Sinon A. O'Connell (1846-1913)
Mary Ann Kane (Keane) (1857-1910)
My
mother's maternal grandparents,
Sinon A. O'Connell and Mary Ann Kane O'Connell,
and six of their nine children, taken about 1892 in Chicago
Born in County Clare, Ireland, in 1846, Sinon O'Connell was the son of Timothy O'Connell and Jane Gorman. His unusual first name (in Gaelic pronounced shih-NON but always pronounced SIGH-non by family members) is a variation of "John" and frequently occurs in the town of Kilrush, County Clare. He emigrated to the United States about 1863 and was living in Chicago at the time of the Great Fire of 1871. At the time of his marriage in 1879, he was living in a laborers' hotel at 41st Street and Halsted, across the street from the Union Stock Yards, where he worked as a butcher. In 1887, Sinon joined the Chicago Police Department as a patrolman at the Deering Street Station (located on what is now known as Loomis Avenue). (Readers of Finley Peter Dunne's famous "Mr. Dooley" sketches, set in Martin Dooley's saloon on "Archey [Archer] Avenoo," will recall many anecdotes involving the policemen from the Deering Street Station.) Sinon apparently was a formidable figure in the neighborhood and was known for his temper. He retired from the police force in 1907 because of injuries suffered when he was caught and dragged by a streetcar near his Bridgeport home.
Mary Ann Kane (or Keane), the eldest of ten children, was the daughter of Michael Keane (ca. 1831-1884) and Hannah Hayes (ca. 1835-ca. 1900). She was born in 1857 near Halifax, Nova Scotia, Canada, shortly after her parents emigrated from Ireland. Mary Ann was raised in Franklin Township, near the town of Maple Grove, Manitowoc County, Wisconsin, where her parents purchased a farm around 1860. Prior to her marriage to Sinon O'Connell, she worked as a maid for the John Fitzpatrick family in their home on Forquer Street (now Arthington Street) on Chicago's West Side. At the time of her marriage to Sinon A. O'Connell, Mary Ann resided at Twenty-three 29th Street (later the site of Michael Reese Hospital), where she lived with her cousin, Honora Mahoney until that latter's marriage to Thomas Octigan in February 1879. Mary Ann Kane and Sinon A. O'Connell were married at St. James' Church at 29th Street and Wabash Avenue in Chicago on 13 April 1879. In 1883, after living for several years at a second-floor apartment at 3040 South Keeley Avenue in Chicago's Bridgeport neighborhood, Sinon and Mary Ann purchased a lot and built a wooden cottage at 1004 West 32nd Street, where they raised their family. (When Chicago house numbers were standardized in1909, the new numbering for the house became "1234.") The cottage is still standing today although the surviving O'Connell family members sold it to new owners in 1919.

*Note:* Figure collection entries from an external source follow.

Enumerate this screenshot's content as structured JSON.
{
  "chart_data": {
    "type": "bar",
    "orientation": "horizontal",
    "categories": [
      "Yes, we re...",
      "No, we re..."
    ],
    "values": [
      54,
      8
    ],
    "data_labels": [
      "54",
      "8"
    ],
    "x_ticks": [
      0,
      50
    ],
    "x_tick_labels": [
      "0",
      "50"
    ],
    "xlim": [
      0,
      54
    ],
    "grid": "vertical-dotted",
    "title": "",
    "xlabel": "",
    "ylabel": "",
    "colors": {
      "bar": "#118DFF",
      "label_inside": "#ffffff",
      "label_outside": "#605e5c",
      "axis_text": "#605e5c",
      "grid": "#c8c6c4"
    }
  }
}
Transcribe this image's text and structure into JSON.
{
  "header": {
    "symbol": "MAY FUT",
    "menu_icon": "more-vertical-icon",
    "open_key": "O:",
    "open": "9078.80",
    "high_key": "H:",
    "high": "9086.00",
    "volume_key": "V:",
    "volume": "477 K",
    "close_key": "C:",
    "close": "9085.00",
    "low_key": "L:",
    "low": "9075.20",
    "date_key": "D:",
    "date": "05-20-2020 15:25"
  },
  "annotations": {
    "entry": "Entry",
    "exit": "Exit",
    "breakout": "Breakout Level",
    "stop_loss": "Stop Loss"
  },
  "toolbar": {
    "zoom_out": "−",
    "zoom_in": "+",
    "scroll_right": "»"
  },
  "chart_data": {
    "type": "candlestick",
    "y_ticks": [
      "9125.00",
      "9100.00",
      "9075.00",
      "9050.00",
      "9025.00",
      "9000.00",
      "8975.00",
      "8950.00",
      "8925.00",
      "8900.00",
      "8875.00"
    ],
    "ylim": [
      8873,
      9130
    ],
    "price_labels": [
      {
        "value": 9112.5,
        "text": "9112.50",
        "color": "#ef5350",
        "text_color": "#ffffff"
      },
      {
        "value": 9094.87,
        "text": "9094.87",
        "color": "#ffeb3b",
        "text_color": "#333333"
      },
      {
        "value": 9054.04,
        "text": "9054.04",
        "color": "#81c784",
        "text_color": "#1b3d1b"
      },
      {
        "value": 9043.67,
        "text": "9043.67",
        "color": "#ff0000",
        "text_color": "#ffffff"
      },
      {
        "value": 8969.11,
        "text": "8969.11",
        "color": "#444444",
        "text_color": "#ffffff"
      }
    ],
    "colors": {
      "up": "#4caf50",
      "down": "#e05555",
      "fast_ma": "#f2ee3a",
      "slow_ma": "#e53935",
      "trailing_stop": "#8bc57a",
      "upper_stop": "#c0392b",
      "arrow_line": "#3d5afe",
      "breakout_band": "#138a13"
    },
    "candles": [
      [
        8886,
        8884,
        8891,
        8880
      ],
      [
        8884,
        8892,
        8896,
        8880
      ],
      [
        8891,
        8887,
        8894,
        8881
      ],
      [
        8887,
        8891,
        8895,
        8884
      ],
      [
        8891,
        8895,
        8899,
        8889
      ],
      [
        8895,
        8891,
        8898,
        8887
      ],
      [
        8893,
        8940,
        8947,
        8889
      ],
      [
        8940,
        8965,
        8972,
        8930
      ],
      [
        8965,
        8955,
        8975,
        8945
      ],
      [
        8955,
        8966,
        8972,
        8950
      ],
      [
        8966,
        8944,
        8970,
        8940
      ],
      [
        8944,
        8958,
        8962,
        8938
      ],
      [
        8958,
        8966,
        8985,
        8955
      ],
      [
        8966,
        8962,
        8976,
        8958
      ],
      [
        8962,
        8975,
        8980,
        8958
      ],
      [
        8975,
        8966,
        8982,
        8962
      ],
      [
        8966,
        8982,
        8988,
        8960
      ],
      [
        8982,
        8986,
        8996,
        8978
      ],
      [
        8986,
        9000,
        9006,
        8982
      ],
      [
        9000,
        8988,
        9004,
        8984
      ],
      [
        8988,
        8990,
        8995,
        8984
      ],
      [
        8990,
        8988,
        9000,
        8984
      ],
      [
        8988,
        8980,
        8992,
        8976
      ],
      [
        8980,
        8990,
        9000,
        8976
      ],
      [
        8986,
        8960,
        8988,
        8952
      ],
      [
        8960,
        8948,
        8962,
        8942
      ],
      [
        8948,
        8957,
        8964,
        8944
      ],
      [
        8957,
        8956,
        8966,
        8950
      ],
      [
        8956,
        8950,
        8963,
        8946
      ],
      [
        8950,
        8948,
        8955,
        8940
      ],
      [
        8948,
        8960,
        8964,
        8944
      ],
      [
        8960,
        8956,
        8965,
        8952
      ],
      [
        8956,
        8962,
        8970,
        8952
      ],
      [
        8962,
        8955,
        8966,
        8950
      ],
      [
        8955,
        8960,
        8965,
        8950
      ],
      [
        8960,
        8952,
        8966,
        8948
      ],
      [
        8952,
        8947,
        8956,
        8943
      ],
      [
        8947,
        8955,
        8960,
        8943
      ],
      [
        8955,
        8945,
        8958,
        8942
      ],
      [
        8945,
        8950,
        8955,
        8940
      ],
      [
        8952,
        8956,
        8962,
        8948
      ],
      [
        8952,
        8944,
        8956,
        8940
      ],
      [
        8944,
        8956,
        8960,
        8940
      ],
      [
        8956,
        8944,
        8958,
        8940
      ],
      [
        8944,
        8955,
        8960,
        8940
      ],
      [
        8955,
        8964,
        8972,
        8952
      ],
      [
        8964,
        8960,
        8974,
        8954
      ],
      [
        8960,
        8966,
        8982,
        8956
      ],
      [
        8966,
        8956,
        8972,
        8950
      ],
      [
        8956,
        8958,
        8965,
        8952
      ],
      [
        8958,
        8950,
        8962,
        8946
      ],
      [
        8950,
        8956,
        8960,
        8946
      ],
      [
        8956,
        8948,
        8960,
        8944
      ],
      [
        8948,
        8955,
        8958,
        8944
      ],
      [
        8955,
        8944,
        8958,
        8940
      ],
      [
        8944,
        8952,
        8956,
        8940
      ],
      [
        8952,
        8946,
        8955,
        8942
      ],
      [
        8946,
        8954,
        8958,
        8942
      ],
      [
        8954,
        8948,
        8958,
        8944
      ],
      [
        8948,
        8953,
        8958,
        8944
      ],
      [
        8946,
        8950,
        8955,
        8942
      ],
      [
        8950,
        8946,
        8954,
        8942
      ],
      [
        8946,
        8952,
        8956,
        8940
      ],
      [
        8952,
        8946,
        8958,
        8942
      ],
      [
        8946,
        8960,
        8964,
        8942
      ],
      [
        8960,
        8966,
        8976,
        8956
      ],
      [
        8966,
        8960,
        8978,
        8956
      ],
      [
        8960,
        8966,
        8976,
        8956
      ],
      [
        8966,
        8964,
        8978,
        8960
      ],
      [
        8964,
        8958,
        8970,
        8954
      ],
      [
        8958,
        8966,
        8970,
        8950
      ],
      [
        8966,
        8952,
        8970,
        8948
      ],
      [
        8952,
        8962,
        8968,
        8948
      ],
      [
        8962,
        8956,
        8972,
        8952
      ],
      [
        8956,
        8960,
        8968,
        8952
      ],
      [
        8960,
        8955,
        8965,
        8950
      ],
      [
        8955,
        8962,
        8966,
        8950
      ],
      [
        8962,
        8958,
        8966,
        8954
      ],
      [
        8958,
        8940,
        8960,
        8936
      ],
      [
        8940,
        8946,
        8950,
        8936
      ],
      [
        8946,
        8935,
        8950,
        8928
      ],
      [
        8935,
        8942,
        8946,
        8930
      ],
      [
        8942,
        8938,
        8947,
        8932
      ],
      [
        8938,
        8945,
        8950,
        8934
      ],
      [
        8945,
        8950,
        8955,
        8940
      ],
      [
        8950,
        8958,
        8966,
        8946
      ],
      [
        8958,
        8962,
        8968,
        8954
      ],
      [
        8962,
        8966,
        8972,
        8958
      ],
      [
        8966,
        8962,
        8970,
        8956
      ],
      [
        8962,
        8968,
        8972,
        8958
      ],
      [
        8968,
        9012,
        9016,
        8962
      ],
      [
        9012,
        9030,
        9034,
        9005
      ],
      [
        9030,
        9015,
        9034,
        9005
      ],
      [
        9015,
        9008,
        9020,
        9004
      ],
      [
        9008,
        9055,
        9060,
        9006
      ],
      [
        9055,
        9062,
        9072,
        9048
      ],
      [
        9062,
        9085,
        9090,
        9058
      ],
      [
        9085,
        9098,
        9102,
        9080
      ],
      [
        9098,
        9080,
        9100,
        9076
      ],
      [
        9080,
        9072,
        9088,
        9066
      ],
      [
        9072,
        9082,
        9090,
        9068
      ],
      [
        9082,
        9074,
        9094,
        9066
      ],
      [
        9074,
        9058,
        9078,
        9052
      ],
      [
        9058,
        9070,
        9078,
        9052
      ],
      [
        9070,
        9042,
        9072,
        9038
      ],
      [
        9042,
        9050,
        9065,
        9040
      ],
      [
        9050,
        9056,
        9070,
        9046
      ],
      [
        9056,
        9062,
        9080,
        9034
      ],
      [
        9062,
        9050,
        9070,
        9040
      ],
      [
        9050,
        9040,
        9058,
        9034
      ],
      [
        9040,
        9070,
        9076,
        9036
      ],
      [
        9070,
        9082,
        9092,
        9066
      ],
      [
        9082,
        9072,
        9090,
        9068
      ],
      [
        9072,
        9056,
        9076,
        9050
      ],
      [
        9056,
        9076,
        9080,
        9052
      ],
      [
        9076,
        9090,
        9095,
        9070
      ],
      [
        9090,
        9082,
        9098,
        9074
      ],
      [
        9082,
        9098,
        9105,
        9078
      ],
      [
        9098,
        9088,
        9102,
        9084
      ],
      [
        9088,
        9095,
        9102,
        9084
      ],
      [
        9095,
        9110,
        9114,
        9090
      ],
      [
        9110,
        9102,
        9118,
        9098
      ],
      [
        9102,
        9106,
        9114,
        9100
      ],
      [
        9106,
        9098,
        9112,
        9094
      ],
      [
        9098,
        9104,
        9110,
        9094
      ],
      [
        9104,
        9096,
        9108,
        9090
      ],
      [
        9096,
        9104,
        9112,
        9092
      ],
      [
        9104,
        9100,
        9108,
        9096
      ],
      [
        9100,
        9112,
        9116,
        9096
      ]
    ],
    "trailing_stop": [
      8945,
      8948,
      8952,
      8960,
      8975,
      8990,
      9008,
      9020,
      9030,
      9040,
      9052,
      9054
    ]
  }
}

Mary Ann O'Connell's presence in Chicago stimulated several of her siblings to come from Wisconsin to the city as well: John E. Kane (1865-1921), Henry Kane (1866-1892), William Kane (1871- ? ), and Ellen Kane Swengber (1876-1952), all moved to Chicago before 1900. Moreover, John Kane also joined the police force. The number and identity of Sinon's siblings remains unknown although it is believed they remained in Ireland; two of his sisters joined convents in Ireland.
In surviving voter registration records for Chicago for the years 1888, 1890, and 1892, Sinon appears as a Democrat, and apparently all of the O'Connell children were Democrats, too. No doubt his job as a policeman included other semi-official duties, too, such as keeping track of the party affiliations of his neighbors and nearby business owners. He no doubt was deeply proud of becoming policeman; his insistence on wearing his policeman's uniform when the above photograph was taken is evidence.
Mary Ann Kane O'Connell died on 19 January 1910 and her husband Sinon on 13 July 1913. Both are buried in Mount Olivet Cemetery in Chicago.